Étant donné que l’enregistrement de la marque polonaise antérieure no R 278 466 entraîne l’accueil de l’opposition et le rejet de la marque contestée pour l’ensemble des produits contre lesquels l’opposition était dirigée, il n’y a pas lieu d’examiner les autres droits antérieurs invoqués par l’opposante (16/09/2004,-342/02, Moser Grupo Media, S.L., EU:T:2004:268).
Il n’est pas non plus nécessaire d’examiner la preuve de l’usage demandée par la demanderesse et présentée par l’opposante en ce qui concerne les produits de l’opposante compris dans la classe 3, comme expliqué ci-dessus.
FRAIS
Conformément à l’article 109, paragraphe 1, du RMUE, la partie perdante dans une procédure d’opposition doit supporter les taxes et frais exposés par l’autre partie.
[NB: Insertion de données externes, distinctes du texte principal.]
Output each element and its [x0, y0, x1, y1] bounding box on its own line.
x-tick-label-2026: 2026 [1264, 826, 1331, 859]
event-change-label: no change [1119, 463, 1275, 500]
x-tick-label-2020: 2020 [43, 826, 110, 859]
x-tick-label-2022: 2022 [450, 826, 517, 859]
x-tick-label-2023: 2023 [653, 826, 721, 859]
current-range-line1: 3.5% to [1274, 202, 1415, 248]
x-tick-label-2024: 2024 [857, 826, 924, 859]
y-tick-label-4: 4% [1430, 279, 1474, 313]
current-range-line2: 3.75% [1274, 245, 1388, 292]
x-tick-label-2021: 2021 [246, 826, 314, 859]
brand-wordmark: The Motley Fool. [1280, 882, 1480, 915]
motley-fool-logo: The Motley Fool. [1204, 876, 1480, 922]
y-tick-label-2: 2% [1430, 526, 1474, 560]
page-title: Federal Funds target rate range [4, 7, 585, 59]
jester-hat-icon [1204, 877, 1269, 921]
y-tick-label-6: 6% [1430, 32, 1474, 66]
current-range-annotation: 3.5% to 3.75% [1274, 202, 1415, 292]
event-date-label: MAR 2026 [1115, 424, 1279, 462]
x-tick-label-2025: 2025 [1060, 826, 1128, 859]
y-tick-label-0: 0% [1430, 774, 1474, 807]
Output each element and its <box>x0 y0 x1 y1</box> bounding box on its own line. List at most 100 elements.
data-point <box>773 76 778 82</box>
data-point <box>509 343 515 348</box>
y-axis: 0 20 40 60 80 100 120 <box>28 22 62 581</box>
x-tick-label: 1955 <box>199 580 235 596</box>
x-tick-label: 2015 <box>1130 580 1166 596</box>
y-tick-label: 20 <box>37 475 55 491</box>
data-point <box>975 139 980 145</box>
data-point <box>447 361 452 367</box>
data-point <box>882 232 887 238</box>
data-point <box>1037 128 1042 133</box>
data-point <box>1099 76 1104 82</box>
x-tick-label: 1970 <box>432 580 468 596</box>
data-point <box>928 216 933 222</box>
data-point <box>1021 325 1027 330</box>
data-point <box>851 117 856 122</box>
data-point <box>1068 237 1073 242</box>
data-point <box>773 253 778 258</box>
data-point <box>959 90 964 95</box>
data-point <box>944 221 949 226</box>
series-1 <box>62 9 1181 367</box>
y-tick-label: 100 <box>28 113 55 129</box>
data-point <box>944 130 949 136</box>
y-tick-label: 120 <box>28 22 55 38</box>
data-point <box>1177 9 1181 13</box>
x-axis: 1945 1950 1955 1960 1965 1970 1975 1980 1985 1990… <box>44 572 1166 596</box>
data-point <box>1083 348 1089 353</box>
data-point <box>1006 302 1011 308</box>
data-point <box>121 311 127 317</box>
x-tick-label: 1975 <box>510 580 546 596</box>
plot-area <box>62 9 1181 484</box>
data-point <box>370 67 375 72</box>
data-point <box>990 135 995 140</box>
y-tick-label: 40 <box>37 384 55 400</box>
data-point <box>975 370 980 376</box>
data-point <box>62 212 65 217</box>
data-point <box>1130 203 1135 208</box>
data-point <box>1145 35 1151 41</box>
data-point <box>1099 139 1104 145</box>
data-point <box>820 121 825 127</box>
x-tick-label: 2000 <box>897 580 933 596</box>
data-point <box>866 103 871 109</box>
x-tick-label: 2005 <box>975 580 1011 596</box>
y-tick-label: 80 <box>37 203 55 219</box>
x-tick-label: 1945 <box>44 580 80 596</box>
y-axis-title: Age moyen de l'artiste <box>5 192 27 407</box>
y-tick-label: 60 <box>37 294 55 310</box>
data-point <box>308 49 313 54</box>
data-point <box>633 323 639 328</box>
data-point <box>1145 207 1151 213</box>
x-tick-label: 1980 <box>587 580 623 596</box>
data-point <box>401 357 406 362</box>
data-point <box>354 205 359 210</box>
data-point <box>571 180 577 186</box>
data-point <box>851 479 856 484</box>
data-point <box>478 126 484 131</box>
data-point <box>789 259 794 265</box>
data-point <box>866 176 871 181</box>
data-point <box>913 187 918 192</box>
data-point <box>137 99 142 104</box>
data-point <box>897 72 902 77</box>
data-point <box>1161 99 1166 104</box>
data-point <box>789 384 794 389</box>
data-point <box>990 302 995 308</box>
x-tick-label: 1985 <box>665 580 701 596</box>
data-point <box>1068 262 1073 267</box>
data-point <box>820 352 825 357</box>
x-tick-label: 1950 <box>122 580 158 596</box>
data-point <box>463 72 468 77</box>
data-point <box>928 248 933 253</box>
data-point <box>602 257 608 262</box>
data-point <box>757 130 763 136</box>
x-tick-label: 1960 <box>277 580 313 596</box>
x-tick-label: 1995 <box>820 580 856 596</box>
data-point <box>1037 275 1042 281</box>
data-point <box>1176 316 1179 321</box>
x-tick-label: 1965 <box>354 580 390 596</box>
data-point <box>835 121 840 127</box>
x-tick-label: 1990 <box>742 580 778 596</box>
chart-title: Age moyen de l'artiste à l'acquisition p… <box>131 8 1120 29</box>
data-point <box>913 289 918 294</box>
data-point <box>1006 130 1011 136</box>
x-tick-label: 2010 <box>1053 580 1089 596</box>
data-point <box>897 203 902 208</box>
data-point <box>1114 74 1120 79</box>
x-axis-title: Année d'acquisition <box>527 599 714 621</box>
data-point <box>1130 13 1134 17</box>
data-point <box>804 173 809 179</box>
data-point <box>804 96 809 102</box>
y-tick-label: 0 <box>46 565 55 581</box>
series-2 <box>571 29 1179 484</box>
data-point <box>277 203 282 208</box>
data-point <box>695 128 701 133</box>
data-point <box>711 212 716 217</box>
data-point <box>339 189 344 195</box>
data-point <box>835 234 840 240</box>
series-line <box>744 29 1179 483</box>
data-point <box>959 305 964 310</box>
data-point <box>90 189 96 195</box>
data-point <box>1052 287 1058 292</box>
La demanderesse étant la partie perdante, elle doit supporter la taxe d’opposition ainsi que les frais exposés par l’opposante aux fins de la présente procédure.
Conformément à l’article 109, paragraphe 1 et (7) du RMUE et à l’article 18, paragraphe 1, point c) i), du REMUE, les frais à payer à l’opposante sont la taxe d’opposition et les frais de représentation, qui sont fixés sur la base du taux maximal qui y est fixé.
Décision sur l’opposition no B 3 147 774 Page sur 7 7
De la division d’opposition
María Aránzazu Gandia Monika CISZEWSKA Claudia ATTINÀ SELLENS
Conformément à l’article 67 du RMUE, toute partie peut recourir contre cette décision pour autant que cette dernière n’ait pas fait droit à ses prétentions. Conformément à l’article 68 du RMUE, le recours doit être formé par écrit auprès de l’Office dans un délai de deux mois à compter du jour de la notification de la présente décision. L’acte de recours est déposé dans la langue de procédure de la décision attaquée. En outre, un mémoire exposant les motifs du recours doit être déposé par écrit dans un délai de quatre mois à compter de cette date. Le recours n’est considéré comme formé qu’après paiement de la taxe de recours d’un montant de 720 EUR.